Nun hat die Integrationsbeauftragte nachgelegt. Auf ihrer FB-Seite gab sie eine weitere Erklärung ab:

Ich bin der Meinung, dass eine Abstimmung im Deutschen Bundestag über den Völkermord an den Armeniern nicht helfen wird, die Aufarbeitung und den Versöhnungsprozess in der Türkei voranzubringen. Ich befürchte vielmehr das Gegenteil, nämlich dass Ultranationalisten in der Türkei Auftrieb bekommen und sich die Fronten in der Türkei weiterhin verhärten. Denn jene, die meinen, mit dem einen Begriff Völkermord in einer Resolution des Deutschen Bundestages würde automatisch eine Aufarbeitung in der Türkei einhergehen, irren sich. Der Bundestag kann diese Resolution verabschieden, aber er ist nun mal kein Strafgerichtshof.

Wir stimmen am Donnerstag über den Inhalt der Resolution ab und nicht darüber, ob es sinnvoll ist, eine solche im Deutschen Bundestag zu beschließen. Diese Skepsis über die Sinnhaftigkeit des Antrags und eine solche Abstimmung im Deutschen Bundestag ändert aber nichts an meiner grundsätzlichen Haltung, dass es sich bei den Verbrechen an der armenischen Bevölkerung in der Türkei um einen Völkermord handelt. Deshalb stimme ich auch zu.

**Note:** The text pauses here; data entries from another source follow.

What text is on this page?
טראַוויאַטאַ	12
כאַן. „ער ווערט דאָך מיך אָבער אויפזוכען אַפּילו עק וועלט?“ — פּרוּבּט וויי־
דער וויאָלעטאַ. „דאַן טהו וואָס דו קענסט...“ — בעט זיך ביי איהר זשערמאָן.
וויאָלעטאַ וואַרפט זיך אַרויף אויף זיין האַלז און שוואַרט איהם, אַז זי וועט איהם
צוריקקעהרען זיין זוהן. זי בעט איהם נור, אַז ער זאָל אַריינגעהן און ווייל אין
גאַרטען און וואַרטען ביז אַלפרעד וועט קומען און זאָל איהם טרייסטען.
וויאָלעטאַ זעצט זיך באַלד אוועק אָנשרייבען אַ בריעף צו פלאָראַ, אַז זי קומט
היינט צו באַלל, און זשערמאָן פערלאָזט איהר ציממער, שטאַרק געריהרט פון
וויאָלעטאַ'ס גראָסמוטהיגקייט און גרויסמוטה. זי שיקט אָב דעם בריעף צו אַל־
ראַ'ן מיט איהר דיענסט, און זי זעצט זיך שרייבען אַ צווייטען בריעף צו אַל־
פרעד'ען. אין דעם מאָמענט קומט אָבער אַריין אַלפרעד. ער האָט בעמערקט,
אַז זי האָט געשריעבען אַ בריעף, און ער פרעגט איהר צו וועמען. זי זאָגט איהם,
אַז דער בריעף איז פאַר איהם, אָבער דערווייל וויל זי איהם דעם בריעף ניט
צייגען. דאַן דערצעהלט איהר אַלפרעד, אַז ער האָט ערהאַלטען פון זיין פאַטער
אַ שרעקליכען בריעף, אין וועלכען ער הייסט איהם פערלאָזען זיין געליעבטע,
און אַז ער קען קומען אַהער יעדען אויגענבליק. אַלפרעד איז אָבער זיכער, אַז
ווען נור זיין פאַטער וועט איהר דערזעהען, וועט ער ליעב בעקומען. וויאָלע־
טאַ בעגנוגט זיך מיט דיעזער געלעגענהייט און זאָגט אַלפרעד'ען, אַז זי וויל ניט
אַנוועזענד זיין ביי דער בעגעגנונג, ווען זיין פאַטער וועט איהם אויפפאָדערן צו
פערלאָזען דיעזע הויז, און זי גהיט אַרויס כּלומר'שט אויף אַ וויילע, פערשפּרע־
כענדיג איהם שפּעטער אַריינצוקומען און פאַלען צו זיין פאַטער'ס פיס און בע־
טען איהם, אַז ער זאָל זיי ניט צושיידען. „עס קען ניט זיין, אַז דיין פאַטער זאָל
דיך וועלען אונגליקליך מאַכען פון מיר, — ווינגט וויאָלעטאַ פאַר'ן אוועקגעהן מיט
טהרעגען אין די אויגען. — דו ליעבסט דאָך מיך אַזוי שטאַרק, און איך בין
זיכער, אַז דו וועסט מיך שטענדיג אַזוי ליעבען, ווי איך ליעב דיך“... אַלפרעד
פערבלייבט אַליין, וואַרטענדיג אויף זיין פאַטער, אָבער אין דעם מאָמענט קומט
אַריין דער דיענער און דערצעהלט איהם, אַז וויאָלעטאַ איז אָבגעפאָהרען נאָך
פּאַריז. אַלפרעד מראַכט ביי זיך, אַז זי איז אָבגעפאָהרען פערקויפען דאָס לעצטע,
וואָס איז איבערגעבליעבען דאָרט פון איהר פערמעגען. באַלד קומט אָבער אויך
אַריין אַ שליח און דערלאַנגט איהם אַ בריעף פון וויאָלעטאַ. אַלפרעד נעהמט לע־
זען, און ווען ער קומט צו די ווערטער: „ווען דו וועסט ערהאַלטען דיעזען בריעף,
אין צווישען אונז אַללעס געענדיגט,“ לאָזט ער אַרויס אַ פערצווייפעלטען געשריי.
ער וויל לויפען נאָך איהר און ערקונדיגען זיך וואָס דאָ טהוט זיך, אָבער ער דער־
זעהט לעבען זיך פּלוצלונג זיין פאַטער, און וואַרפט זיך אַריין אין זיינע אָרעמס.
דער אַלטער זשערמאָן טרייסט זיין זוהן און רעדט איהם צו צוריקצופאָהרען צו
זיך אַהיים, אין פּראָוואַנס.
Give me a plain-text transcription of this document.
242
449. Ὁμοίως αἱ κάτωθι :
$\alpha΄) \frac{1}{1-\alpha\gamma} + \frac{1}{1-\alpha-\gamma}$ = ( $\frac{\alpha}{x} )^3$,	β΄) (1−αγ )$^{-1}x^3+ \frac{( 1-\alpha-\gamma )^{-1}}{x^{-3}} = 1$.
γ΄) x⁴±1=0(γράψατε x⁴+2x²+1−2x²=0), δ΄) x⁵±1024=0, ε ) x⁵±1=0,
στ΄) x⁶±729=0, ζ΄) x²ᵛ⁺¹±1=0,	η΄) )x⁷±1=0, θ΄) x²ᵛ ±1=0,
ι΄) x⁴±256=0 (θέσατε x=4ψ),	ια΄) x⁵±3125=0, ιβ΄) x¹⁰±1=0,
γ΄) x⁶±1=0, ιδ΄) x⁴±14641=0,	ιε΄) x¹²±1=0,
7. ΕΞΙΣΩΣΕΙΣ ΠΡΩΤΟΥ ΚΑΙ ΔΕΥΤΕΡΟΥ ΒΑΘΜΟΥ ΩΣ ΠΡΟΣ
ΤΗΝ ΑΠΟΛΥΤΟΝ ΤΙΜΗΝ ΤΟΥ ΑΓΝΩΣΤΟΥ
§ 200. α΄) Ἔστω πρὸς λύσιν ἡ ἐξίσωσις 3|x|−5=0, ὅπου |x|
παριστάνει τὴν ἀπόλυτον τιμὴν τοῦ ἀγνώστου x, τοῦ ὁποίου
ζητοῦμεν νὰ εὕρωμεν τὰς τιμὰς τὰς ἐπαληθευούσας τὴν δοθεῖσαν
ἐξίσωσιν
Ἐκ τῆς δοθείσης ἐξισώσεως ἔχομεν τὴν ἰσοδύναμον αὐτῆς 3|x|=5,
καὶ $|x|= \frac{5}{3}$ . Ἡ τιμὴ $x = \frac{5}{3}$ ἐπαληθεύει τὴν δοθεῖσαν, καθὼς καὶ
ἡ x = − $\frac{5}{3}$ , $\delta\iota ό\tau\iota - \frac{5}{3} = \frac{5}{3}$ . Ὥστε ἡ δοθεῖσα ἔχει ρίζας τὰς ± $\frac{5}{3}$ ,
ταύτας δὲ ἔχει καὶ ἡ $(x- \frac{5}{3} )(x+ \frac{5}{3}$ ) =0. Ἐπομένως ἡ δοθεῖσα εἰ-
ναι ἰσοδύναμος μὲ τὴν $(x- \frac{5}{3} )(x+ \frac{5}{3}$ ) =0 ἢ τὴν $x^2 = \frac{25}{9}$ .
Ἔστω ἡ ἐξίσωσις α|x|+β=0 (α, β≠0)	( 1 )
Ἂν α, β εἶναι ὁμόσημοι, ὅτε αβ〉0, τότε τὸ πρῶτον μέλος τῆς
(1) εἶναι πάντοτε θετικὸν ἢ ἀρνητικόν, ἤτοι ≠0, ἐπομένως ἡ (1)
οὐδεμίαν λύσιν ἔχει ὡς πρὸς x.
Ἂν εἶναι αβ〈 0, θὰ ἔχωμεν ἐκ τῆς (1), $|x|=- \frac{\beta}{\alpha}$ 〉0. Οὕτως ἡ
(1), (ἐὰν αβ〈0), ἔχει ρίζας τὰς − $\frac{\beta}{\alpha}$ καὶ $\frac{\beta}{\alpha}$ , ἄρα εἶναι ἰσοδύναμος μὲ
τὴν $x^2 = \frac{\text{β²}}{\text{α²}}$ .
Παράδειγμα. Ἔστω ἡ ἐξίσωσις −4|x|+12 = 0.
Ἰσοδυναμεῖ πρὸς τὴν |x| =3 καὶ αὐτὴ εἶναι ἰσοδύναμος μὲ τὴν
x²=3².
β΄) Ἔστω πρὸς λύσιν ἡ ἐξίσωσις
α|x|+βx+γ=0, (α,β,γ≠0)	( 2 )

Das ist praktizierte Dialektik im Dienste des Partei- und Familienfriedens. Privat ist Frau Özoguz der Meinung, dass es sich bei den Verbrechen an der armenischen Bevölkerung in der Türkei um einen Völkermord handelt",  deshalb stimmt sie der Resolution zu, die sie allerdings ablehnt, weil sie nicht möchte, dass Ultranationalisten in der Türkei Auftrieb bekommen und sich die Fronten weiterhin verhärten. Als ob die Ultranationalisten, wenn immer sie damit meint, auf eine Resolution des Bundestages angewiesen und die Fronten nicht längst verhärtet wären. Wenn die Armenier freilich so klug wären, weitere 100 Jahre darauf zu warten, dass die Türkei den Völkermord "aufarbeitet", könnten sie wesentlich zur Entspannung beitragen und den türkischen Ultranationalisten den Wind aus den Segeln nehmen. Und dann hätte auch Frau Özoguz mit einer Resolution des Bundestages kein Problem.

Nach der Armenien-Abstimmung wissen wir mehr.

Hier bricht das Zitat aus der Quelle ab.